Was Fake-Kampagnen können

Die Neuheit und Einzigartigkeit sind der Reiz von FOOH-Kampagnen. Marken nutzen diese Art der Inszenierung, um als First Mover Aufmerksamkeit zu erregen und auf Social Media virale Diskussionen auszulösen, ob die Kampagnen wirklich echt sind. Das wiederum führt zu mehr Reichweite und steigert die Werbeerinnerung.

Außerdem können beispielsweise historische Gebäude, die unter Denkmalschutz stehen, oder Veranstaltungsstätten mit FOOH digital in Werbekampagnen einbezogen werden, ohne dass physische Veränderungen notwendig sind. So können Marketer die Besonderheiten ikonischer Orte für einen starken Erinnerungswert der Kampagne nutzen, ohne in die reale Welt einzugreifen. Zudem kann eine Fake-OOH-Kampagne sofort gestoppt werden, wenn sie negativ polarisiert – klassische 18/1-Plakatwände müssen erst neu tapeziert werden und das wird bei einer großflächigen Plakatierung teuer.

Die geringeren Kosten von Fake-Out-of-Home-Inszenierungen – vor allem im Gegensatz zu traditionellen Methoden – machen sie für eine breitere Palette von Marken und Budgets zugänglich. Denn wenn die Installation in der Realität nicht existiert, muss auch keine Werbefläche gebucht werden – wobei es durchaus Sinn macht, eine Fake-OOH-Umsetzung mit klassischen OOH-Flächen zu ergänzen, um die Werbewirkung zu erhöhen.

Herausforderungen für Marketer

Dennoch ist die Frage nach Authentizität und ethischen Grenzen bei Fake-Kampagnen ein zentrales Thema. Die Nutzung historischer Gebäude, um bei diesem Beispiel zu bleiben, erfordert eine sorgfältige Abwägung – je nach Marke und Thematik. Passen die Themen oder Marken nicht zum Ort, besteht das Risiko, dass nicht nur der gewünschte Effekt verloren geht, sondern auch negative Konsequenzen entstehen wie Imageverlust oder starke Kritik an der Marke.

Auch wenn sie für viel Aufsehen sorgt, reicht eine isolierte FOOH-Installation letztendlich nicht aus, um die volle Wirkung einer Kampagne zu entfalten. Sie muss mit anderen Kanälen, insbesondere digitalen Medien wie Social Media, Blogs, Online-Foren und Communities, Websites etc. verbunden werden – für eine breitere und intensivere Interaktion mit der Zielgruppe. So fangen Brands das Interesse an der Kampagne ein, fördern die Kaufaktivierung und Informationsverbreitung. Eine erfolgreiche Kampagne setzt also auf eine Kombination aus verschiedenen Medien, um maximale Aufmerksamkeit und Engagement zu erzielen.  

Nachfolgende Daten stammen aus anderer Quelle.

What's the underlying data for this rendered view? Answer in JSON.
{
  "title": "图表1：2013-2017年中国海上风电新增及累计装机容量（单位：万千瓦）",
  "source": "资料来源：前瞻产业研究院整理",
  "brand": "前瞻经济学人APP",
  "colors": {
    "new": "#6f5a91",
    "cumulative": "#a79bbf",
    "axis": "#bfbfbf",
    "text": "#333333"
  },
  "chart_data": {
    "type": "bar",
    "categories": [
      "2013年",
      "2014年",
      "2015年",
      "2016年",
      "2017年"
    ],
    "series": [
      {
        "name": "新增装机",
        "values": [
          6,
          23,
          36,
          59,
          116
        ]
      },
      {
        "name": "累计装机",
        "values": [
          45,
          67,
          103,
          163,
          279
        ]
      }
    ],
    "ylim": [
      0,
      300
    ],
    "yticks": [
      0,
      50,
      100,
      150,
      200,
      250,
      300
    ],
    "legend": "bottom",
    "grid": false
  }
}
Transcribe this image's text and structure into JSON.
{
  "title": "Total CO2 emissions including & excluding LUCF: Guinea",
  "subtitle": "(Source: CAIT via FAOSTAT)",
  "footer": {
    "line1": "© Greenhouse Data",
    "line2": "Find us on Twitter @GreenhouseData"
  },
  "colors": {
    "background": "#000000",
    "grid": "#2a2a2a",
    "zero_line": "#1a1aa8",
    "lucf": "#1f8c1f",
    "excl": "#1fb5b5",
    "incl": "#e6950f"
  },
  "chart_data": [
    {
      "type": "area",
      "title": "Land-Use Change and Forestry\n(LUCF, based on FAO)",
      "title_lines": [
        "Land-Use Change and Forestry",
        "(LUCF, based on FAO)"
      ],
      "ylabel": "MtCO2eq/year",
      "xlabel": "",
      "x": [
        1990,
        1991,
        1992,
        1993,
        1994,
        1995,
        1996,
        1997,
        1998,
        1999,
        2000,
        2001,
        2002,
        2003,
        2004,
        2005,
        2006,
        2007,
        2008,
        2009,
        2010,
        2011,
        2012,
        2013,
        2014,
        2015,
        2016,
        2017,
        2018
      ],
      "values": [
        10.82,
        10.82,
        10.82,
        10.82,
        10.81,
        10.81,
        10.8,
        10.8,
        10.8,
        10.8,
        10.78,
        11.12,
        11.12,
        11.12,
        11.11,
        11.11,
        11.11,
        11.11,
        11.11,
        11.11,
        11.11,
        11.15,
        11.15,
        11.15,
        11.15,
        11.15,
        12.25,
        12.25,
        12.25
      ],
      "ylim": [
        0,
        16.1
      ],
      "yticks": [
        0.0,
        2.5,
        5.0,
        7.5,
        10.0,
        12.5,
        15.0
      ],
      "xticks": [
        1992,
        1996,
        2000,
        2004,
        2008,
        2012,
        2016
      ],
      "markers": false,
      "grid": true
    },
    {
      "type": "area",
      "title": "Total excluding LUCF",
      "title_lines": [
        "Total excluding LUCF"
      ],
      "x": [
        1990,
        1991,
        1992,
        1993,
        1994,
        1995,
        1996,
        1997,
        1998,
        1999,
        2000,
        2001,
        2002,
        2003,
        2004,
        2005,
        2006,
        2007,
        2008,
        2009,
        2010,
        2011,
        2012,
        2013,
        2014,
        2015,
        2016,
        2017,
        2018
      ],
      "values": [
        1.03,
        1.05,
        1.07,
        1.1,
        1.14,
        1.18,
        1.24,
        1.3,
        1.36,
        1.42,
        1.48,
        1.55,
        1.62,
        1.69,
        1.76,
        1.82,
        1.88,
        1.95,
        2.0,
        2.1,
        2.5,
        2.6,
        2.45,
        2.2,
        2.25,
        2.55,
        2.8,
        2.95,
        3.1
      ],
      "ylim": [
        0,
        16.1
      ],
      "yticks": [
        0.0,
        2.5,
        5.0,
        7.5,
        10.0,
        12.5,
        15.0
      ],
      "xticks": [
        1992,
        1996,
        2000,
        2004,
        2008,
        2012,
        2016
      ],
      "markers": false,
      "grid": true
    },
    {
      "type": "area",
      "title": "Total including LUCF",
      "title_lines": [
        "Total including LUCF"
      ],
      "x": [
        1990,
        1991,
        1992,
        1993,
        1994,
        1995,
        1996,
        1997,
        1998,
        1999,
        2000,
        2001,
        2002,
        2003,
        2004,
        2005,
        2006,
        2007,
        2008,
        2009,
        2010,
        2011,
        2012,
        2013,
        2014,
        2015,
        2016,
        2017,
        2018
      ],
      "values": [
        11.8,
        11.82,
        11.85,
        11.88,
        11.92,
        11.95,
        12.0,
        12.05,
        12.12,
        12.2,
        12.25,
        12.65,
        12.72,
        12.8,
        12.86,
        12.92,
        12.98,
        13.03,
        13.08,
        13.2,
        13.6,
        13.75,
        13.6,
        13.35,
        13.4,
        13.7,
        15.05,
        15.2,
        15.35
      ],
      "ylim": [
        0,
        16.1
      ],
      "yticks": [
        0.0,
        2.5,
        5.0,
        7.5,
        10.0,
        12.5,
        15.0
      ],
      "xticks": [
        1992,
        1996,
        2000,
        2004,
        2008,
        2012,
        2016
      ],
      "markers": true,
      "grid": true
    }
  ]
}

Ein entscheidender Faktor für die Bekanntheit einer Fake-Kampagne ist die verstärkte Reichweite durch soziale Medien. Sie potenzieren die Wirkung von Fake-Außenwerbung, indem sie User:innen ermöglichen, zu interagieren – Kampagnen weiterzutragen und online darüber zu diskutieren, um sie im besten Fall viral gehen zu lassen. So wie bei Bitburger. Flankierend zur FOOH-Maßnahme, bei der die überdimensionale Bierflasche aus dem Olympiastadion schießt, griff eine weitreichende Social-Media-Kampagne die Euphorie der WM auf. Das Ergebnis: 10,6 Millionen Views und das in nur wenigen Tagen.

Klingt einfach zu realisieren? Die Umsetzung einer FOOH-Kampagne erfordert nichtsdestotrotz einen anspruchsvollen und präzisen Prozess, der modernste CGI-Technologie, kreative Ideen und strategische Planung vereint. Von der Konzeption und Planung über das Filmen authentischer Aufnahmen des Originalschauplatzes aus verschiedenen Blickwinkeln bis hin zur 3D-Modellierung, Animation und Postproduktion – der Weg zum fertigen Endprodukt ist lang und detailreich. Doch mit einem guten Team, kreativen Ideen und dem technischen Know-how sind die Möglichkeiten von FOOH praktisch grenzenlos.

Zukunft der Außenwerbung oder kurzlebiger Hype?

Die ersten Umsetzungen haben noch überrascht, mittlerweile hat Fake OOH allerdings seinen News-Faktor verloren. Der Wow-Effekt bleibt aus, da viele Kampagnen bereits bekannt sind und derzeit ähnlich gestaltet werden. Kampagnen, wie die Bitburger-Flasche oder Maybellines Mascara-Bürste, blieben jedoch in den Köpfen hängen, indem sie mit Unterstützung von Onlinewerbung und Social Media viral gingen.

In Zukunft könnten FOOH-Kampagnen durch den Einsatz von Augmented Reality (AR) noch interaktiver und personalisierter werden. Passant:innen könnten dann über ihre Smartphones mit den Installationen interagieren und dabei – unterstützt durch Daten und KI – maßgeschneiderte Inhalte erleben. Globalen Marken wäre es somit möglich, ihre FOOH-Kampagnen gleichzeitig in mehreren Städten zu starten, um weltweit ein konsistentes Markenerlebnis zu schaffen.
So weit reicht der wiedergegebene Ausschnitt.